A Congregação da Faculdade de Direito da Universidade de São Paulo (USP) vai avaliar, nesta quinta-feira (24/2), a partir das 13h30, o recurso apresentado pelo professor associado Heleno Taveira Torres contra decisão da comissão julgadora do concurso para professor titular de Direito Tributário do Departamento de Direito Econômico, Financeiro e Tributário da USP, em outubro de 2010. A relatora do recurso é a professora titular Maria Sylvia Zanella Di Pietro.

A expectativa em relação à decisão da assembleia é grande. Torres pede que seja reconhecida a nulidade do relatório, bem como sua não homologação. Alega  desobediência ao artigo 4º da Constituição do Estado de São Paulo e ao artigo 8º da Lei Estadual 10.177/98, pelo fato de o professor catedrático da Universidade de Coimbra, Diogo Leite de Campos, que participou da banca, não ter motivado sua escolha pelo candidato Humberto Bergmann Ávila, que venceu o certame.

O professor destacou, ainda, que o dever de motivação em concursos públicos está determinado no artigo 37 da Constituição e também no artigo 93, incisos IX e X, que exigem, respectivamente, que sejam “fundamentadas todas as decisões, sob pena de nulidade” e que “as decisões administrativas dos tribunais sejam motivadas”. Em atenção ao princípio de eficiência da administração pública, o professor pede que seja aberto novo concurso público de provas e títulos para provimento do cargo de professor titular de Direito Tributário.

O concurso
O concurso público foi feito dos dias 25 a 28 de outubro do ano passado. Além de Torres e Ávila, também concorreu o professor da USP Estevão Horvath.

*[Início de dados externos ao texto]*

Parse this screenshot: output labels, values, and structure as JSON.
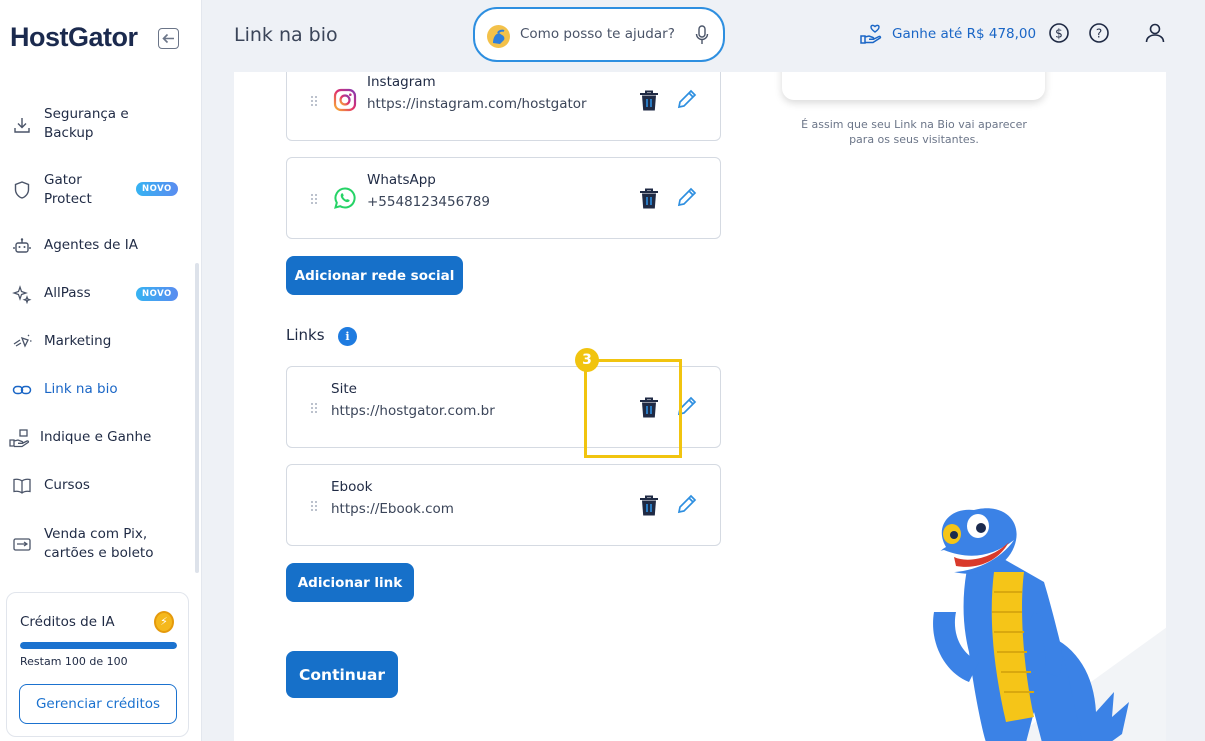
{
  "brand": {
    "logo": "HostGator"
  },
  "sidebar": {
    "items": [
      {
        "label": "Segurança e Backup",
        "icon": "download-icon"
      },
      {
        "label": "Gator Protect",
        "icon": "shield-icon",
        "badge": "NOVO"
      },
      {
        "label": "Agentes de IA",
        "icon": "robot-icon"
      },
      {
        "label": "AllPass",
        "icon": "sparkle-icon",
        "badge": "NOVO"
      },
      {
        "label": "Marketing",
        "icon": "marketing-icon"
      },
      {
        "label": "Link na bio",
        "icon": "link-icon",
        "active": true
      },
      {
        "label": "Indique e Ganhe",
        "icon": "hand-gift-icon"
      },
      {
        "label": "Cursos",
        "icon": "book-icon"
      },
      {
        "label": "Venda com Pix, cartões e boleto",
        "icon": "payment-icon"
      }
    ],
    "credits": {
      "title": "Créditos de IA",
      "remaining_text": "Restam 100 de 100",
      "progress": 1.0,
      "manage_label": "Gerenciar créditos"
    }
  },
  "header": {
    "title": "Link na bio",
    "search_placeholder": "Como posso te ajudar?",
    "earn_label": "Ganhe até R$ 478,00"
  },
  "main": {
    "social": [
      {
        "name": "Instagram",
        "url": "https://instagram.com/hostgator",
        "icon": "instagram-icon"
      },
      {
        "name": "WhatsApp",
        "url": "+5548123456789",
        "icon": "whatsapp-icon"
      }
    ],
    "add_social_label": "Adicionar rede social",
    "links_title": "Links",
    "links": [
      {
        "name": "Site",
        "url": "https://hostgator.com.br"
      },
      {
        "name": "Ebook",
        "url": "https://Ebook.com"
      }
    ],
    "add_link_label": "Adicionar link",
    "continue_label": "Continuar",
    "step_number": "3",
    "preview_caption": "É assim que seu Link na Bio vai aparecer para os seus visitantes."
  },
  "colors": {
    "accent": "#1670c9",
    "highlight": "#f1c40f",
    "badge": "#36b3f2"
  }
}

Após a defesa da tese dos candidatos, do exame de memorial e da prova de erudição, foram abertos os envelopes lacrados com as notas atribuídas pelos examinadores. O professor titular da USP Hermes Marcelo Huck, que presidiu a comissão, e o professor Luiz Edson Fachin, da Universidade Federal do Paraná, indicaram Heleno Torres. Já Eros Grau, também da USP, e Cesar Saldanha de Souza Junior, titular da Universidade Federal do Rio Grande do Sul, indicaram Ávila. Coube então o desempate a Campos.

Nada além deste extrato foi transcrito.